2014-04-15 12:25 AM
I have a volume is filled with lots of 7zip files which contained MSSQL dump. The volume has about 2000++ 7zip files which is a MSSQL daily dump, each sized 500MB-1.5GB.
Initially I thought deduplication is going to save a lot but it turned out that I was wrong, the saving wasn't much.... is that happening to most zip files? Anyone experienced before?
sis status -l output
Inline Compression: Disabled
Progress: Idle for 08:19:57
Minimum Blocks Shared: 1
Blocks Skipped Sharing: 0
Last Operation State: Success
Last Successful Operation Begin: Tue Apr 15 07:00:00 MYT 2014
Last Successful Operation End: Tue Apr 15 07:02:48 MYT 2014
Last Operation Begin: Tue Apr 15 07:00:00 MYT 2014
Last Operation End: Tue Apr 15 07:02:48 MYT 2014
Last Operation Size: 6978 MB
Last Operation Error: -
Change Log Usage: 0%
Logical Data: 1345 GB/49 TB (3%)
Queued Job: -
Stale Fingerprints: 0%
df -sh output
Filesystem used saved %saved
/vol/myvolume/ 1341GB 3772MB 0%
2014-04-15 12:32 AM
DeDupe is working on WAFL 4K blocks. There's probably not many duplicate blocks in your DB dumps, and less likely that there'd be dupe zipped blocks.

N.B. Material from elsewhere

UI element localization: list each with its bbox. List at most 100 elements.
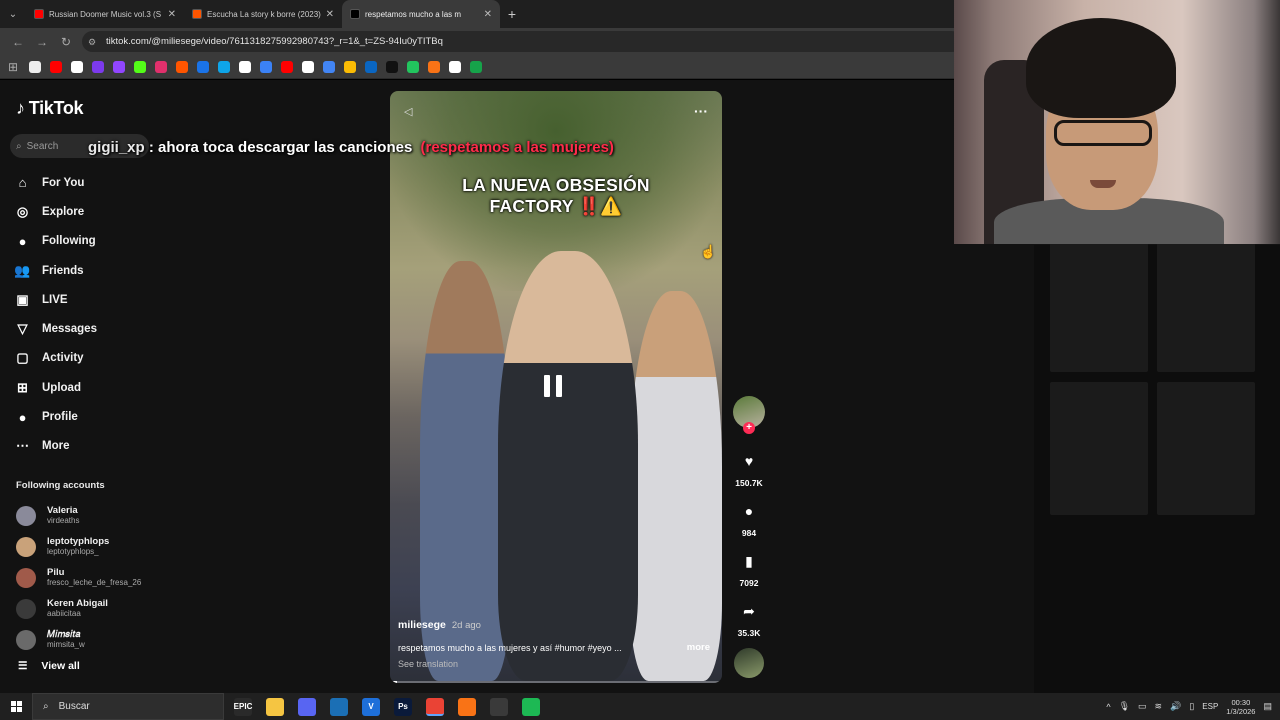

If there were lots of duplicate files that had been zipped up then dedupe would do great things.
I hope this response has been helpful to you.
At your service,
Eugene E. Kashpureff
Senior Consultant, K&H Research http://www.khresear.ch/
Senior Instructor, Unitek Education http://www.unitek.com/training/netapp/
2014-04-16 07:57 PM
Thanks for the reply. My DB dumps was actually from the same DB. I would assume there will be a lot of duplicates, my guess is the 7zip compression algorithm made the file unique to each other....I don't know but it is good to be aware of this.
2014-05-13 07:50 AM
I just saw this and maybe it's already too late. But maybe it will help someone else.
The way most compression algorithms are working is that even very small changes in the uncompressed file will cause a "cascade" of differences throughout the compressed file. So even though the uncompressed source files might be 99% identical, the compressed files are totally different.
There is an option in newer versions of gzip called --rsyncable (http://superuser.com/questions/636881/what-are-good-compression-algorithms-for-delta-synchronization) which slightly increases the size of the compressed archive, but also syncs the compressed output with the uncompressed input frequently. In this case, the compressed output will remain more similar, even when the uncompressed input has small changes.
Give it a try and let us know if it helps.